Seinen Unterstützerinnen und Unterstützern sind solche augenfälligen Widersprüchlichkeiten – wie zum Beispiel auch Addors Wunsch Gleiches mit Gleichem vergelten zu wollen oder der eventuelle Gang an den oft gegeisselten Europäischen Gerichtshof für Menschenrechte – scheinbar egal. Im virtuellen Raum erhielt Addor zahlreiche Unterstützungsbekundungen. «Was für ein tapferer und mutiger Mann. Du hast meinen tiefsten Respekt. In der Schweiz haben sie heute die Verbrennung von Hexen auf dem Scheiterhaufen wieder eingeführt!», schreibt ein User. Dabei hatte Addor öffentlich für die Wiederholung von Morden in Moscheen plädiert.
Corona: Addor malt sich die Welt, wie sie ihm gefällt
Aber Addor scheint sich vor seiner unkritischen Fanbasis nicht erklären zu müssen, wirkliche Inhalte und Fakten sind hier nicht gefragt. Hauptsache, die eigene Weltsicht wird bestätigt. Auch in Bezug auf die aktuelle Gesundheitskrise. So kritisierte der verurteilte Rassist etwa die damalige Corona-bedingte Beschränkung von zehn Gläubigen pro Gottesdienst in Walliser Kirchen als «versteckte Schliessung der Kirchen» – während die Fallzahlen im Kanton nach oben schnellten. Die Schliessung von Fitnesszentren beschreibt er vor demselben Hintergrund als «unbegründete Massnahme».
Statt die Bevölkerung zur Umsicht und zur Einhaltung der Corona-Massnahmen zu überzeugen, fordert Addor sie auf, «ihre Rechte zu verteidigen» und das Referendum gegen das COVID-19-Gesetz zu unterzeichnen. «Sie machen uns immer wieder Angst. Sie versuchen, uns wieder zu isolieren. Wenn wir ängstlich und allein sind, sind wir formbarer. (…) Vereinen Sie sich für Ihre Rechte!», schreibt Addor. Im Sonderweg von Schweden sieht Addor «keine Anzeichen dafür, dass das Land schlechter dran ist als wir». Er schreibt von Behörden, die «Menschen langsam sterben lassen und das ganze Land in die Knie zwingen» und macht sich über das Tragen von Masken und über Corona-Tests lustig.
Gemäss Addor hat das Virus «unendlich weniger Schäden in Form von Krankenhausaufenthalten und Todesfällen verursacht, als die Massnahmen zu seiner Bekämpfung in wirtschaftlicher und sozialer Hinsicht und in Bezug auf unsere Freiheiten verursacht haben.» In Bezug auf die Corona-Massnahmen spricht er von einer «Gesundheitsdiktatur», das Virus bezeichnet er als «chinesisches Virus».

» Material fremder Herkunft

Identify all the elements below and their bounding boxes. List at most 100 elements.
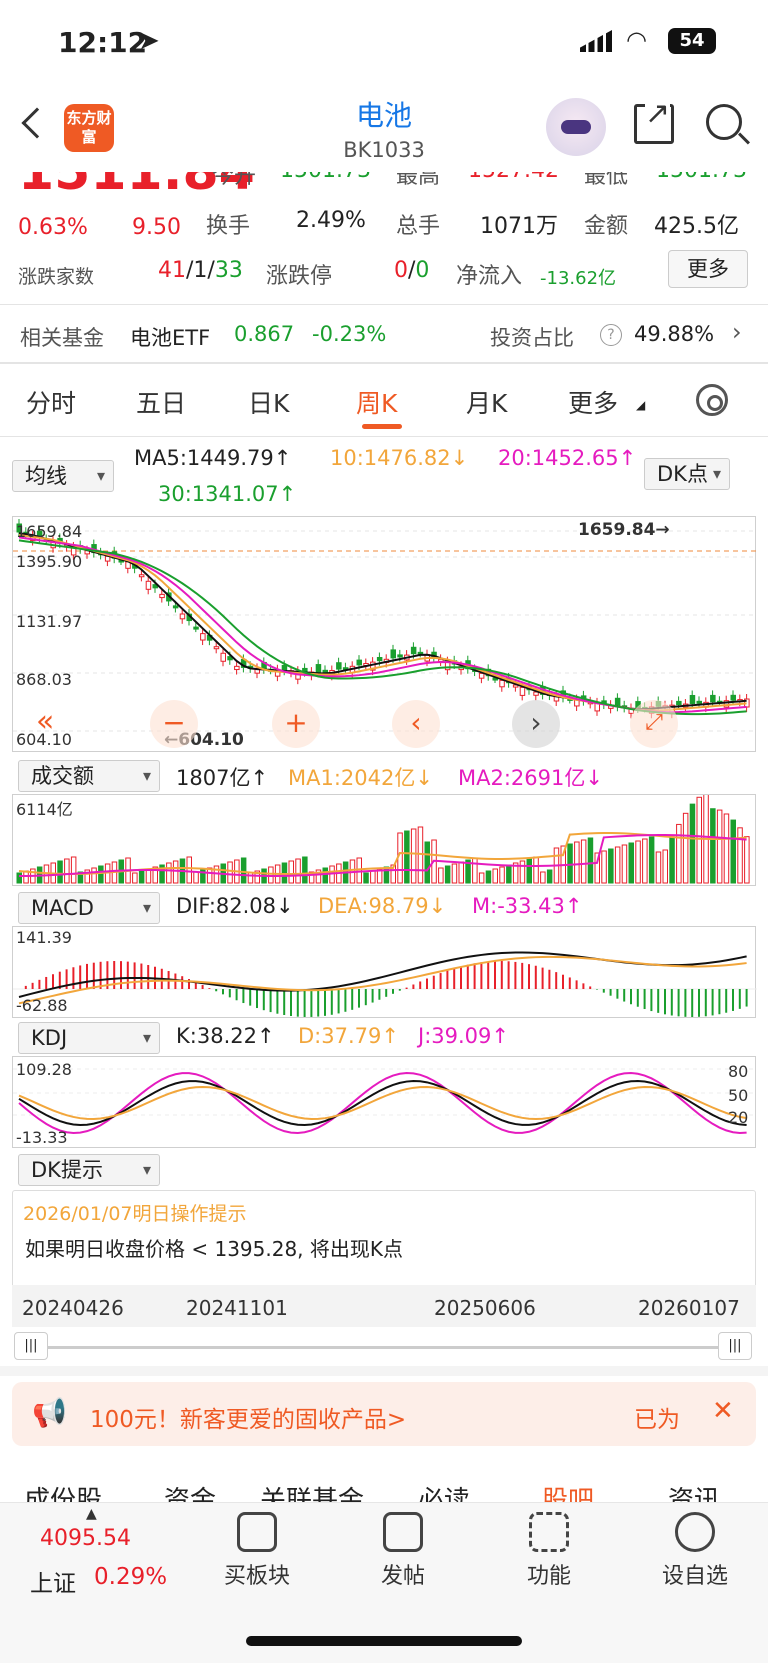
edit-icon: [383, 1512, 423, 1552]
volume-bar: [451, 863, 458, 884]
left-handle[interactable]: |||: [14, 1332, 48, 1360]
volume-bar: [492, 868, 498, 884]
volume-bar: [478, 872, 485, 884]
volume-bar: [383, 866, 390, 884]
volume-bar: [642, 838, 648, 884]
candle: [159, 593, 165, 599]
tab-monthly-k[interactable]: 月K: [466, 389, 508, 418]
zoom-out-button[interactable]: −: [150, 700, 198, 748]
tab-daily-k[interactable]: 日K: [248, 389, 290, 418]
right-handle[interactable]: |||: [718, 1332, 752, 1360]
caret-up-icon: ▲: [86, 1506, 97, 1522]
ratio-value: 49.88%: [634, 322, 715, 346]
volume-bar: [363, 872, 369, 884]
tab-five-day[interactable]: 五日: [136, 389, 187, 418]
candle: [336, 662, 342, 670]
volume-bar: [152, 866, 158, 884]
volume-bar: [295, 858, 301, 884]
y-tick: -62.88: [16, 996, 68, 1015]
tab-funds[interactable]: 资金: [164, 1486, 217, 1502]
scroll-left-button[interactable]: ‹: [392, 700, 440, 748]
volume-bar: [254, 870, 260, 884]
assistant-robot-icon[interactable]: [546, 98, 606, 156]
quote-top-row: 1511.84 今开 1501.73 最高 1527.42 最低 1501.73: [0, 172, 768, 200]
candle: [145, 580, 152, 590]
add-watchlist-button[interactable]: 设自选: [640, 1512, 750, 1590]
volume-label: 总手: [396, 214, 441, 239]
tab-weekly-k[interactable]: 周K: [356, 389, 398, 418]
updown-label: 涨跌家数: [18, 266, 95, 288]
macd-m: M:-33.43↑: [472, 894, 583, 918]
tab-more[interactable]: 更多: [568, 389, 619, 418]
volume-bar: [723, 813, 730, 884]
promo-banner[interactable]: 📢 100元！新客更爱的固收产品> 已为 ✕: [12, 1382, 756, 1446]
tab-components[interactable]: 成份股: [24, 1486, 103, 1502]
y-tick: 1131.97: [16, 612, 83, 631]
date-label: 20241101: [186, 1296, 288, 1320]
candle: [200, 633, 206, 641]
volume-current: 1807亿↑: [176, 766, 269, 790]
ma30-line: [18, 539, 747, 716]
zoom-in-button[interactable]: +: [272, 700, 320, 748]
volume-bar: [145, 868, 152, 884]
volume-bar: [91, 867, 97, 884]
macd-panel[interactable]: [12, 926, 757, 1018]
kline-panel[interactable]: [12, 516, 757, 752]
volume-ma2: MA2:2691亿↓: [458, 766, 603, 790]
dk-tip-select[interactable]: DK提示: [18, 1154, 160, 1186]
post-button[interactable]: 发帖: [348, 1512, 458, 1590]
search-icon[interactable]: [706, 104, 742, 140]
volume-bar: [621, 844, 628, 884]
y-tick: 141.39: [16, 928, 72, 947]
candle: [193, 626, 199, 630]
index-name[interactable]: 上证: [30, 1571, 76, 1597]
chevron-right-icon[interactable]: ›: [732, 318, 742, 346]
volume-bar: [200, 869, 206, 884]
function-button[interactable]: 功能: [494, 1512, 604, 1590]
tab-forum[interactable]: 股吧: [542, 1486, 595, 1502]
help-icon[interactable]: ?: [600, 324, 622, 346]
volume-bar: [648, 836, 655, 884]
kdj-select[interactable]: KDJ: [18, 1022, 160, 1054]
volume-panel[interactable]: [12, 794, 756, 886]
buy-sector-button[interactable]: 买板块: [202, 1512, 312, 1590]
double-left-icon[interactable]: «: [36, 704, 55, 739]
volume-bar: [166, 862, 172, 884]
more-button[interactable]: 更多: [668, 250, 748, 288]
kdj-panel[interactable]: [12, 1056, 757, 1148]
index-pct[interactable]: 0.29%: [94, 1564, 168, 1590]
status-bar: 12:12 ➤ ◠ 54: [0, 0, 768, 84]
macd-chart: [13, 951, 757, 1017]
candle: [499, 679, 505, 688]
candle: [390, 649, 396, 659]
macd-select[interactable]: MACD: [18, 892, 160, 924]
close-icon[interactable]: ✕: [712, 1396, 734, 1426]
tab-news[interactable]: 资讯: [668, 1486, 721, 1502]
fullscreen-button[interactable]: ⤢: [630, 700, 678, 748]
y-tick: 80: [728, 1062, 749, 1081]
tab-intraday[interactable]: 分时: [26, 389, 77, 418]
settings-gear-icon[interactable]: [696, 384, 728, 416]
volume-bar: [682, 812, 689, 884]
index-value[interactable]: 4095.54: [40, 1526, 131, 1551]
bottom-tabs: 成份股 资金 关联基金 必读 股吧 资讯: [0, 1470, 768, 1502]
fund-name[interactable]: 电池ETF: [130, 326, 211, 350]
k-line: [18, 1080, 747, 1126]
candle: [315, 664, 322, 674]
dk-point-button[interactable]: DK点: [644, 458, 730, 490]
tab-related-funds[interactable]: 关联基金: [260, 1486, 365, 1502]
low-value: 1501.73: [656, 172, 747, 183]
y-tick: 1659.84: [16, 522, 83, 541]
tab-must-read[interactable]: 必读: [418, 1486, 471, 1502]
scroll-right-button[interactable]: ›: [512, 700, 560, 748]
kdj-j: J:39.09↑: [418, 1024, 509, 1048]
volume-select[interactable]: 成交额: [18, 760, 160, 792]
share-icon[interactable]: [634, 99, 674, 144]
volume-bar: [587, 837, 594, 884]
y-tick: 6114亿: [16, 800, 73, 819]
ma-select[interactable]: 均线: [12, 460, 114, 492]
range-scrollbar[interactable]: ||| |||: [12, 1330, 756, 1364]
volume-bar: [23, 870, 29, 884]
triangle-icon: ◢: [636, 398, 646, 412]
candle: [696, 700, 702, 704]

Addor sass als einziger Vertreter des Parlaments im Komitee, die für ein Referendum gegen die «SwissCovid App» Unterschriften gesammelt hat und bereits daran gescheitert ist. Sein Engagement begründete Addor vor allem mit Datenschutzbedenken. Die App führe zu einer «digitalen Diktatur». Die Förderung der App gleiche mehr staatlicher Propaganda statt Werbung und führe zu einer massenhaften elektronischen Überwachung durch den Staat. Addor bezeichnete die App gar als «GestapoApp»– und machte ausgerechnet bei der Datensammelkrake und manipulationsanfälligen Fake-News-Maschinerie «Facebook» Stimmung dagegen.
Das alleine zeigt, um was es Addor eigentlich geht: Stimmungsmache und Polemik zum eigenen Vorteil – ohne sich wirklich mit der Materie oder den Fakten auseinanderzusetzen.